A Storyteller Takes the Stage

Garry Moore ’80 MLS ’09, longtime news anchor at WEEK-TV, makes his directorial debut at Bradley with "A Raisin in the Sun."

By Crystal Vining '13
February 28, 2013

The Department of Theatre Arts will once again showcase its student talent this week with performances of “A Raisin in the Sun,” a 1959 Broadway drama about a struggling African-American family trying to make ends meet in the racially segregated Woodlawn neighborhood of south Chicago.

And directing the acclaimed drama is a Bradley alumnus who’s no stranger to the limelight. Garry Moore ’80 MLS ’09, longtime news anchor at WEEK-TV, is making his directorial debut at his alma mater and preparing the cast for their upcoming performances.

Moore admitted he was anxious to direct but has always held an interest in theatre. He graduated from Bradley with a degree in broadcast production and management and has found himself in front of an audience ever since.

In addition to his work on WEEK, Moore has performed as a storyteller, often reading and singing songs, fables and plays based on the experiences and cultural traditions of Africa-Americans.

Moore said his time at Bradley gave him the tools to succeed and he wanted to return the favor for the cast of “A Raisin in the Sun.” His experience directing the American classic, Moore said, is one he will never forget.

“It was a pleasure to be able to work with such talented students,” he noted. “The theatre department runs like a professional company and these students could not have been more prepared. It was truly a joy to work with them.”

Lorraine Hansberry's Pulitzer Prize-winning play begins with three generations of one family, the Youngers, living in a small, ramshackle apartment on Chicago’s South Side. After the death of the family’s patriarch leaves the Youngers with a $10,000 life insurance check, each character sees the hefty sum as a means to finally achieve their dreams—a down payment on a new house, tuition money for medical school or a business venture that will lift the family out of poverty.

Cecil Blutcher, a senior political science major, plays the part of Walter Younger, the son who dreams of becoming rich after investing his father’s insurance money in a liquor store. Walter’s sheer determination to get his wife, Ruth, played by junior theatre major Morgan Green, and his son Travis, played by Rashiek McBride, out of poverty is his American dream but comes with consequences.

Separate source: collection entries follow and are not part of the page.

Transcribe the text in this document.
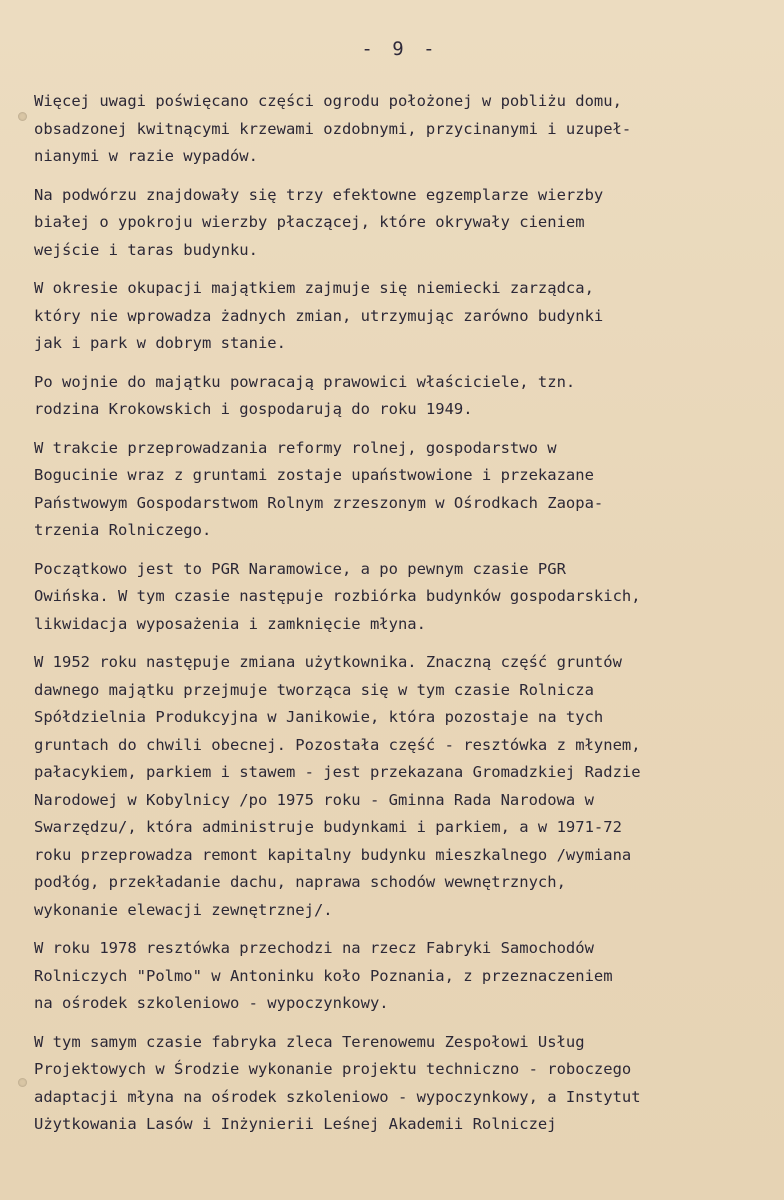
- 9 -
Więcej uwagi poświęcano części ogrodu położonej w pobliżu domu,
obsadzonej kwitnącymi krzewami ozdobnymi, przycinanymi i uzupeł-
nianymi w razie wypadów.
Na podwórzu znajdowały się trzy efektowne egzemplarze wierzby
białej o ypokroju wierzby płaczącej, które okrywały cieniem
wejście i taras budynku.
W okresie okupacji majątkiem zajmuje się niemiecki zarządca,
który nie wprowadza żadnych zmian, utrzymując zarówno budynki
jak i park w dobrym stanie.
Po wojnie do majątku powracają prawowici właściciele, tzn.
rodzina Krokowskich i gospodarują do roku 1949.
W trakcie przeprowadzania reformy rolnej, gospodarstwo w
Bogucinie wraz z gruntami zostaje upaństwowione i przekazane
Państwowym Gospodarstwom Rolnym zrzeszonym w Ośrodkach Zaopa-
trzenia Rolniczego.
Początkowo jest to PGR Naramowice, a po pewnym czasie PGR
Owińska. W tym czasie następuje rozbiórka budynków gospodarskich,
likwidacja wyposażenia i zamknięcie młyna.
W 1952 roku następuje zmiana użytkownika. Znaczną część gruntów
dawnego majątku przejmuje tworząca się w tym czasie Rolnicza
Spółdzielnia Produkcyjna w Janikowie, która pozostaje na tych
gruntach do chwili obecnej. Pozostała część - resztówka z młynem,
pałacykiem, parkiem i stawem - jest przekazana Gromadzkiej Radzie
Narodowej w Kobylnicy /po 1975 roku - Gminna Rada Narodowa w
Swarzędzu/, która administruje budynkami i parkiem, a w 1971-72
roku przeprowadza remont kapitalny budynku mieszkalnego /wymiana
podłóg, przekładanie dachu, naprawa schodów wewnętrznych,
wykonanie elewacji zewnętrznej/.
W roku 1978 resztówka przechodzi na rzecz Fabryki Samochodów
Rolniczych "Polmo" w Antoninku koło Poznania, z przeznaczeniem
na ośrodek szkoleniowo - wypoczynkowy.
W tym samym czasie fabryka zleca Terenowemu Zespołowi Usług
Projektowych w Środzie wykonanie projektu techniczno - roboczego
adaptacji młyna na ośrodek szkoleniowo - wypoczynkowy, a Instytut
Użytkowania Lasów i Inżynierii Leśnej Akademii Rolniczej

Blutcher said he embraced his role and transformed it to make it his own.

“The words will take me where I want to be,” Blutcher explained. “I want the audience to experience the scene as if they were there. They should not know they are in a theatre.”

Performances run from February 28 to March 10 in the Hartmann Center for the Performing Arts. Thursday, Friday and Saturday performances will begin at 8 p.m. and Sunday performances will begin at 2:30 p.m.